Referendum 51 can’t do what it’s supposed to

Any idea that offends observers on both the right and the left of the political spectrum, while relying for its support on the uncommitted, apathetic and easily led center, is probably one based on flawed reasoning in the first place.

Increasingly, it appears the state’s much-ballyhooed transportation plan, Referendum 51, fits that description.

Environmental activists on the left and fiscal conservatives on the right both oppose the measure — which voters will be asked to approve on the November ballot — and for the same reason. Namely, both are angered that around 85 percent of the $7.7 billion to be raised through higher gas taxes will be used to construct roads, while 15 percent will be used to push “transportation alternatives,” such as mass transit, HOV lanes, carpools, and trip-reduction schemes.

For liberals, 15 percent isn’t near enough and the funding formula simply pours billions into what they’re already convinced doesn’t work, amounting to a recipe for more sprawl, more pollution, and more congestion.

Conservatives, meanwhile, insist 15 percent is far too much when you realize that only 5 to 7 percent of commuters rely on anything other than their own automobiles. Rather than wasting money trying to persuade people to change their current lifestyles, they argue, the state should adopt a plan that embraces reality instead of social engineering.

Under normal circumstances, striking a compromise between two such irreconcilable points of view might be the wise and practical course to take.

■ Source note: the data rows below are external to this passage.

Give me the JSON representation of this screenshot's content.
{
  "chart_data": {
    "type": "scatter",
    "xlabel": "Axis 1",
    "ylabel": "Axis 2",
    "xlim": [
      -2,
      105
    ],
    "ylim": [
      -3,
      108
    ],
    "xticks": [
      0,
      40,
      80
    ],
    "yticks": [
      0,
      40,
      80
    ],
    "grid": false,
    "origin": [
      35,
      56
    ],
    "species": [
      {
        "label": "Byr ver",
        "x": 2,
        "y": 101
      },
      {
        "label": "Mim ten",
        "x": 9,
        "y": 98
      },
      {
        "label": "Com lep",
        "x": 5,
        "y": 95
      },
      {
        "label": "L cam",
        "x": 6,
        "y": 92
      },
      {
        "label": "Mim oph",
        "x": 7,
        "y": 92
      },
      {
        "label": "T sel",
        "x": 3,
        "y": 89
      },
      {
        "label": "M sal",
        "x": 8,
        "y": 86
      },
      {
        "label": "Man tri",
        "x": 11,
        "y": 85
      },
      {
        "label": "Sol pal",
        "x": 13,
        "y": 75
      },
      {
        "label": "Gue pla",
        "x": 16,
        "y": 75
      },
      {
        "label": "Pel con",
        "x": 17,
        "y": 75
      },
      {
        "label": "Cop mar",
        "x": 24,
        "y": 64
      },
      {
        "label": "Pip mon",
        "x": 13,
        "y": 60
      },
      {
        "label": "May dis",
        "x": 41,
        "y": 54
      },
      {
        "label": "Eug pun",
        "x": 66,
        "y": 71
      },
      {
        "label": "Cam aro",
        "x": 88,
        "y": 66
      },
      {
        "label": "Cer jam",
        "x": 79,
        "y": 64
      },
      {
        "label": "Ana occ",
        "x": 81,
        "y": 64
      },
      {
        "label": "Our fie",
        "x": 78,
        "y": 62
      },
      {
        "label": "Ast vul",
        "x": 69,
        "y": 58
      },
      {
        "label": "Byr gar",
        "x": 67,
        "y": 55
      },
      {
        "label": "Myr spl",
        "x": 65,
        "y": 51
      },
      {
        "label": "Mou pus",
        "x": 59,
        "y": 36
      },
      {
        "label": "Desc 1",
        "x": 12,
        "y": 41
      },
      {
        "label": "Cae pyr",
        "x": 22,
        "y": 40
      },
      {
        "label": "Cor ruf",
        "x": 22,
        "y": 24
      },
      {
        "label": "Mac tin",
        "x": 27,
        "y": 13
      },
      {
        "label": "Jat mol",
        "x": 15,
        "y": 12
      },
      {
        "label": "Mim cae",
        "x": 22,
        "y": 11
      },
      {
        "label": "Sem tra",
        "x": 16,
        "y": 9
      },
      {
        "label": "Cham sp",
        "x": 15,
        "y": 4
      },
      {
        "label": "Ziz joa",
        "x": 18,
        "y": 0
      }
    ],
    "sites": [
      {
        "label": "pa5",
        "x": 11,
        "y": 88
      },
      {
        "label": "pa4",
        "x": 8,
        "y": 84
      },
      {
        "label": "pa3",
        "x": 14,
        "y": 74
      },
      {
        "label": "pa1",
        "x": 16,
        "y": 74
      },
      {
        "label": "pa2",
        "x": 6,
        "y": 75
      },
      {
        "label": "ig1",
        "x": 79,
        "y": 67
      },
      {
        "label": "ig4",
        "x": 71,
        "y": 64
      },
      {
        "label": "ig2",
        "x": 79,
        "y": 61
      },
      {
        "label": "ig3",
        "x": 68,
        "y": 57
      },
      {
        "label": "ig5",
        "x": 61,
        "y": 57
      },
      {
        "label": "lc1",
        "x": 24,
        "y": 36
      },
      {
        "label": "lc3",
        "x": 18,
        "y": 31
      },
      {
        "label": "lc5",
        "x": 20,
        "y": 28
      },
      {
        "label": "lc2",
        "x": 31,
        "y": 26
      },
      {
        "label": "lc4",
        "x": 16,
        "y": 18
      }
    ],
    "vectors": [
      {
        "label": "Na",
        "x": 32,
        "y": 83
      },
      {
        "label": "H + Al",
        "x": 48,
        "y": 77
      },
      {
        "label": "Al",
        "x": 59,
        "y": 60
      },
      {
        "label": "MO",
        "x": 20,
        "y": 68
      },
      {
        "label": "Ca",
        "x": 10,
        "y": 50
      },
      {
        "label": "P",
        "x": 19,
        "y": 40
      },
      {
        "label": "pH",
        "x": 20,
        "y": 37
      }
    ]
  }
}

In the case of Referendum 51, however, in attempting to mollify as many potential supporters as possible by marginalizing all but those on either political extreme the lawmakers have concocted a bill that stands for nothing and, consequently, won’t fix the problem it’s designed to fix.

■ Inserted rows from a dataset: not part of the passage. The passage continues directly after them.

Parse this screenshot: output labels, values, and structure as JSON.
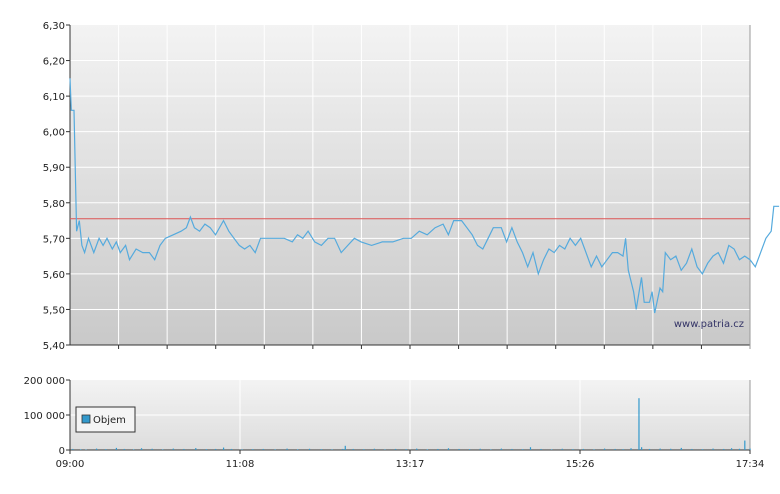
{
  "chart_data": [
    {
      "type": "line",
      "title": "",
      "xlabel": "",
      "ylabel": "",
      "ylim": [
        5.4,
        6.3
      ],
      "y_ticks": [
        "6,30",
        "6,20",
        "6,10",
        "6,00",
        "5,90",
        "5,80",
        "5,70",
        "5,60",
        "5,50",
        "5,40"
      ],
      "grid": true,
      "watermark": "www.patria.cz",
      "reference_line": {
        "value": 5.755,
        "color": "#dd5555"
      },
      "series": [
        {
          "color": "#55aadd",
          "points": [
            [
              0,
              6.15
            ],
            [
              1,
              6.06
            ],
            [
              3,
              6.06
            ],
            [
              5,
              5.72
            ],
            [
              7,
              5.75
            ],
            [
              9,
              5.68
            ],
            [
              11,
              5.66
            ],
            [
              14,
              5.7
            ],
            [
              18,
              5.66
            ],
            [
              22,
              5.7
            ],
            [
              25,
              5.68
            ],
            [
              28,
              5.7
            ],
            [
              32,
              5.67
            ],
            [
              35,
              5.69
            ],
            [
              38,
              5.66
            ],
            [
              42,
              5.68
            ],
            [
              45,
              5.64
            ],
            [
              50,
              5.67
            ],
            [
              55,
              5.66
            ],
            [
              60,
              5.66
            ],
            [
              64,
              5.64
            ],
            [
              68,
              5.68
            ],
            [
              72,
              5.7
            ],
            [
              78,
              5.71
            ],
            [
              84,
              5.72
            ],
            [
              88,
              5.73
            ],
            [
              91,
              5.76
            ],
            [
              94,
              5.73
            ],
            [
              98,
              5.72
            ],
            [
              102,
              5.74
            ],
            [
              106,
              5.73
            ],
            [
              110,
              5.71
            ],
            [
              116,
              5.75
            ],
            [
              120,
              5.72
            ],
            [
              124,
              5.7
            ],
            [
              128,
              5.68
            ],
            [
              132,
              5.67
            ],
            [
              136,
              5.68
            ],
            [
              140,
              5.66
            ],
            [
              144,
              5.7
            ],
            [
              150,
              5.7
            ],
            [
              156,
              5.7
            ],
            [
              162,
              5.7
            ],
            [
              168,
              5.69
            ],
            [
              172,
              5.71
            ],
            [
              176,
              5.7
            ],
            [
              180,
              5.72
            ],
            [
              185,
              5.69
            ],
            [
              190,
              5.68
            ],
            [
              195,
              5.7
            ],
            [
              200,
              5.7
            ],
            [
              205,
              5.66
            ],
            [
              210,
              5.68
            ],
            [
              215,
              5.7
            ],
            [
              220,
              5.69
            ],
            [
              228,
              5.68
            ],
            [
              236,
              5.69
            ],
            [
              244,
              5.69
            ],
            [
              252,
              5.7
            ],
            [
              258,
              5.7
            ],
            [
              264,
              5.72
            ],
            [
              270,
              5.71
            ],
            [
              276,
              5.73
            ],
            [
              282,
              5.74
            ],
            [
              286,
              5.71
            ],
            [
              290,
              5.75
            ],
            [
              296,
              5.75
            ],
            [
              300,
              5.73
            ],
            [
              304,
              5.71
            ],
            [
              308,
              5.68
            ],
            [
              312,
              5.67
            ],
            [
              316,
              5.7
            ],
            [
              320,
              5.73
            ],
            [
              326,
              5.73
            ],
            [
              330,
              5.69
            ],
            [
              334,
              5.73
            ],
            [
              338,
              5.69
            ],
            [
              342,
              5.66
            ],
            [
              346,
              5.62
            ],
            [
              350,
              5.66
            ],
            [
              354,
              5.6
            ],
            [
              358,
              5.64
            ],
            [
              362,
              5.67
            ],
            [
              366,
              5.66
            ],
            [
              370,
              5.68
            ],
            [
              374,
              5.67
            ],
            [
              378,
              5.7
            ],
            [
              382,
              5.68
            ],
            [
              386,
              5.7
            ],
            [
              390,
              5.66
            ],
            [
              394,
              5.62
            ],
            [
              398,
              5.65
            ],
            [
              402,
              5.62
            ],
            [
              406,
              5.64
            ],
            [
              410,
              5.66
            ],
            [
              414,
              5.66
            ],
            [
              418,
              5.65
            ],
            [
              420,
              5.7
            ],
            [
              422,
              5.61
            ],
            [
              426,
              5.55
            ],
            [
              428,
              5.5
            ],
            [
              432,
              5.59
            ],
            [
              434,
              5.52
            ],
            [
              438,
              5.52
            ],
            [
              440,
              5.55
            ],
            [
              442,
              5.49
            ],
            [
              446,
              5.56
            ],
            [
              448,
              5.55
            ],
            [
              450,
              5.66
            ],
            [
              454,
              5.64
            ],
            [
              458,
              5.65
            ],
            [
              462,
              5.61
            ],
            [
              466,
              5.63
            ],
            [
              470,
              5.67
            ],
            [
              474,
              5.62
            ],
            [
              478,
              5.6
            ],
            [
              482,
              5.63
            ],
            [
              486,
              5.65
            ],
            [
              490,
              5.66
            ],
            [
              494,
              5.63
            ],
            [
              498,
              5.68
            ],
            [
              502,
              5.67
            ],
            [
              506,
              5.64
            ],
            [
              510,
              5.65
            ],
            [
              514,
              5.64
            ],
            [
              518,
              5.62
            ],
            [
              522,
              5.66
            ],
            [
              526,
              5.7
            ],
            [
              530,
              5.72
            ],
            [
              532,
              5.79
            ],
            [
              536,
              5.79
            ]
          ]
        }
      ]
    },
    {
      "type": "bar",
      "title": "",
      "xlabel": "",
      "ylabel": "",
      "ylim": [
        0,
        200000
      ],
      "y_ticks": [
        "200 000",
        "100 000",
        "0"
      ],
      "x_ticks": [
        "09:00",
        "11:08",
        "13:17",
        "15:26",
        "17:34"
      ],
      "x_range_minutes": [
        0,
        514
      ],
      "grid": true,
      "legend": {
        "position": "left",
        "labels": [
          "Objem"
        ]
      },
      "series": [
        {
          "name": "Objem",
          "color": "#3399cc",
          "points": [
            [
              2,
              3000
            ],
            [
              8,
              2000
            ],
            [
              12,
              1500
            ],
            [
              20,
              4000
            ],
            [
              27,
              2500
            ],
            [
              35,
              6000
            ],
            [
              41,
              3000
            ],
            [
              48,
              2000
            ],
            [
              54,
              5000
            ],
            [
              62,
              3500
            ],
            [
              70,
              2000
            ],
            [
              78,
              4000
            ],
            [
              86,
              3000
            ],
            [
              95,
              5500
            ],
            [
              103,
              2500
            ],
            [
              110,
              3000
            ],
            [
              116,
              7000
            ],
            [
              122,
              3000
            ],
            [
              130,
              2000
            ],
            [
              138,
              2500
            ],
            [
              146,
              3000
            ],
            [
              155,
              2000
            ],
            [
              164,
              4000
            ],
            [
              172,
              2000
            ],
            [
              181,
              3500
            ],
            [
              190,
              2500
            ],
            [
              198,
              2000
            ],
            [
              206,
              3000
            ],
            [
              208,
              12000
            ],
            [
              214,
              3000
            ],
            [
              222,
              2500
            ],
            [
              230,
              3500
            ],
            [
              238,
              2000
            ],
            [
              246,
              3000
            ],
            [
              254,
              2500
            ],
            [
              262,
              4000
            ],
            [
              270,
              2000
            ],
            [
              278,
              3000
            ],
            [
              286,
              5000
            ],
            [
              294,
              3000
            ],
            [
              302,
              2500
            ],
            [
              310,
              3500
            ],
            [
              318,
              2000
            ],
            [
              326,
              4000
            ],
            [
              334,
              3000
            ],
            [
              342,
              2500
            ],
            [
              348,
              8000
            ],
            [
              356,
              3000
            ],
            [
              364,
              2000
            ],
            [
              372,
              3500
            ],
            [
              380,
              2500
            ],
            [
              388,
              3000
            ],
            [
              396,
              2000
            ],
            [
              404,
              4000
            ],
            [
              412,
              3000
            ],
            [
              418,
              2500
            ],
            [
              424,
              5000
            ],
            [
              430,
              148000
            ],
            [
              432,
              8000
            ],
            [
              438,
              3000
            ],
            [
              446,
              4000
            ],
            [
              454,
              3500
            ],
            [
              462,
              6000
            ],
            [
              470,
              3000
            ],
            [
              478,
              2500
            ],
            [
              486,
              4000
            ],
            [
              494,
              3000
            ],
            [
              500,
              5000
            ],
            [
              506,
              3500
            ],
            [
              510,
              27000
            ],
            [
              514,
              4000
            ]
          ]
        }
      ]
    }
  ]
}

Among the other problems with R-51:

n The $7.7 billion is only a downpayment on the total transportation fix. By the Washington Department of Transporta-tion’s own estimates, a total of at least $35 to $38 billion will be needed to complete the projects identified by this referendum. The remaining three-quarters of the funding will have to be obtained later — and taxpayers know from whom.

n Only $3 billion of the referendum’s total will be raised from gas taxes. The rest will come from bond sales — bonds that will stretch over 25 years, for roads that will last an average of 10 to 12 years. A decade from now, when the new roads will need to be resurfaced or repaired, taxpayers will still owe $4.1 billion of the $4.7 in bonds.

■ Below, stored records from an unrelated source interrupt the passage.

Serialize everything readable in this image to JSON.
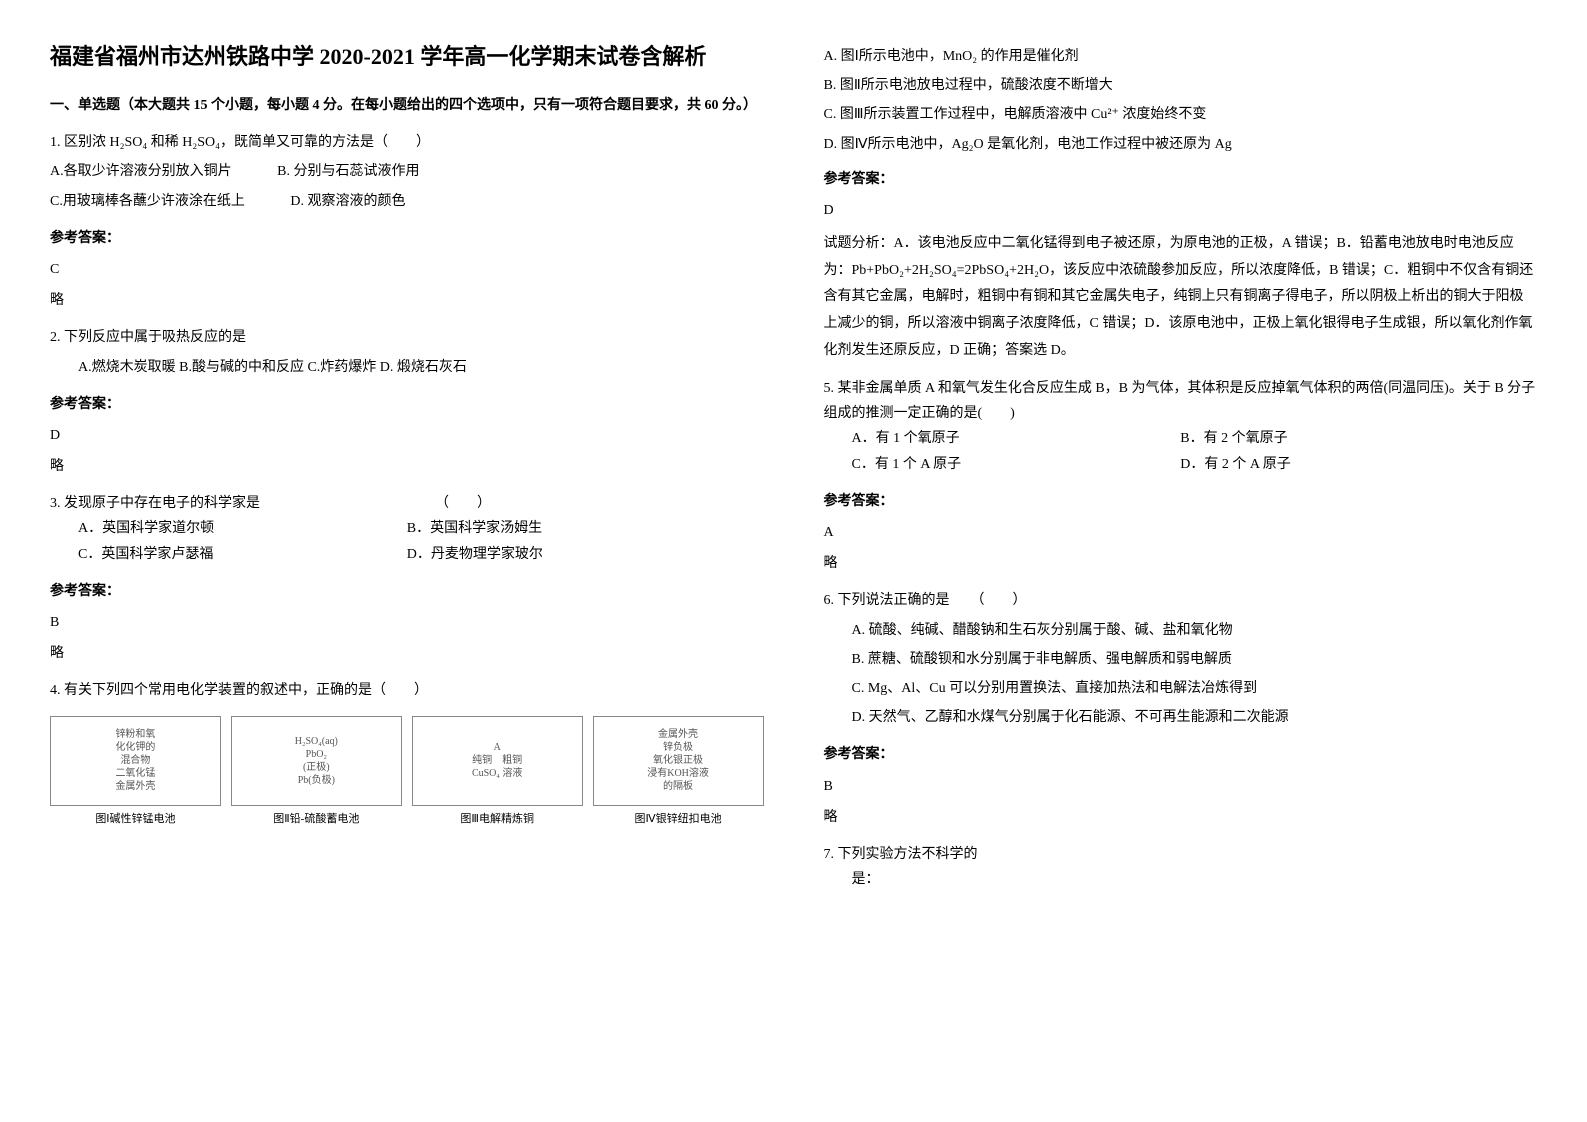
{
  "title": "福建省福州市达州铁路中学 2020-2021 学年高一化学期末试卷含解析",
  "section1_title": "一、单选题（本大题共 15 个小题，每小题 4 分。在每小题给出的四个选项中，只有一项符合题目要求，共 60 分。）",
  "q1": {
    "stem": "1. 区别浓 H₂SO₄ 和稀 H₂SO₄，既简单又可靠的方法是（　　）",
    "optA": "A.各取少许溶液分别放入铜片",
    "optB": "B. 分别与石蕊试液作用",
    "optC": "C.用玻璃棒各蘸少许液涂在纸上",
    "optD": "D. 观察溶液的颜色",
    "answer_label": "参考答案：",
    "answer": "C",
    "brief": "略"
  },
  "q2": {
    "stem": "2. 下列反应中属于吸热反应的是",
    "opts": "A.燃烧木炭取暖  B.酸与碱的中和反应  C.炸药爆炸   D. 煅烧石灰石",
    "answer_label": "参考答案：",
    "answer": "D",
    "brief": "略"
  },
  "q3": {
    "stem": "3. 发现原子中存在电子的科学家是　　　　　　　　　　　　　（　　）",
    "optA": "A．英国科学家道尔顿",
    "optB": "B．英国科学家汤姆生",
    "optC": "C．英国科学家卢瑟福",
    "optD": "D．丹麦物理学家玻尔",
    "answer_label": "参考答案：",
    "answer": "B",
    "brief": "略"
  },
  "q4": {
    "stem": "4. 有关下列四个常用电化学装置的叙述中，正确的是（　　）",
    "diagrams": {
      "d1": {
        "box": "锌粉和氧\n化化钾的\n混合物\n二氧化锰\n金属外壳",
        "caption": "图Ⅰ碱性锌锰电池"
      },
      "d2": {
        "box": "H₂SO₄(aq)\nPbO₂\n(正极)\nPb(负极)",
        "caption": "图Ⅱ铅-硫酸蓄电池"
      },
      "d3": {
        "box": "A\n纯铜　粗铜\nCuSO₄ 溶液",
        "caption": "图Ⅲ电解精炼铜"
      },
      "d4": {
        "box": "金属外壳\n锌负极\n氧化银正极\n浸有KOH溶液\n的隔板",
        "caption": "图Ⅳ银锌纽扣电池"
      }
    },
    "optA": "A. 图Ⅰ所示电池中，MnO₂ 的作用是催化剂",
    "optB": "B. 图Ⅱ所示电池放电过程中，硫酸浓度不断增大",
    "optC": "C. 图Ⅲ所示装置工作过程中，电解质溶液中 Cu²⁺ 浓度始终不变",
    "optD": "D. 图Ⅳ所示电池中，Ag₂O 是氧化剂，电池工作过程中被还原为 Ag",
    "answer_label": "参考答案：",
    "answer": "D",
    "explanation": "试题分析：A．该电池反应中二氧化锰得到电子被还原，为原电池的正极，A 错误；B．铅蓄电池放电时电池反应为：Pb+PbO₂+2H₂SO₄=2PbSO₄+2H₂O，该反应中浓硫酸参加反应，所以浓度降低，B 错误；C．粗铜中不仅含有铜还含有其它金属，电解时，粗铜中有铜和其它金属失电子，纯铜上只有铜离子得电子，所以阴极上析出的铜大于阳极上减少的铜，所以溶液中铜离子浓度降低，C 错误；D．该原电池中，正极上氧化银得电子生成银，所以氧化剂作氧化剂发生还原反应，D 正确；答案选 D。"
  },
  "q5": {
    "stem": "5. 某非金属单质 A 和氧气发生化合反应生成 B，B 为气体，其体积是反应掉氧气体积的两倍(同温同压)。关于 B 分子组成的推测一定正确的是(　　)",
    "optA": "A．有 1 个氧原子",
    "optB": "B．有 2 个氧原子",
    "optC": "C．有 1 个 A 原子",
    "optD": "D．有 2 个 A 原子",
    "answer_label": "参考答案：",
    "answer": "A",
    "brief": "略"
  },
  "q6": {
    "stem": "6. 下列说法正确的是　　（　　）",
    "optA": "A. 硫酸、纯碱、醋酸钠和生石灰分别属于酸、碱、盐和氧化物",
    "optB": "B. 蔗糖、硫酸钡和水分别属于非电解质、强电解质和弱电解质",
    "optC": "C. Mg、Al、Cu 可以分别用置换法、直接加热法和电解法冶炼得到",
    "optD": "D. 天然气、乙醇和水煤气分别属于化石能源、不可再生能源和二次能源",
    "answer_label": "参考答案：",
    "answer": "B",
    "brief": "略"
  },
  "q7": {
    "stem": "7. 下列实验方法不科学的",
    "stem2": "是："
  }
}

n The plan unfairly benefits urban areas, primarily in King County, at the expense of suburban and rural ones. Five years from now commuters in Kitsap County, for example, could be paying higher gas taxes to help fund improvements to SR-405 and the Alaska Way Viaduct while getting no help from King County residents to pay for tolls over the Tacoma Narrows Bridge.

n To throw more money into any project without first reforming the state’s hopelessly bloated transportation system is to reward those who created the problem in the first place. Two years ago, the governor’s hand-picked Blue-Ribbon Transportation Commission identified 468 separate state agencies and offices responsible for some aspect of transportation policy in Washington, many serving duplicative or even contradictory roles. Despite assurances from the governor to the contrary, no overhaul of the transportation system was even contemplated, let alone attempted. We’re simply asked to provide more money on the assurance they’ll do better next time.

Make no mistake, Washington’s current transportation system is in dire shape and getting worse. But what’s needed is a plan that actually makes improvements rather than subsidizing our current failures.

Referendum 51, sadly, isn’t that plan.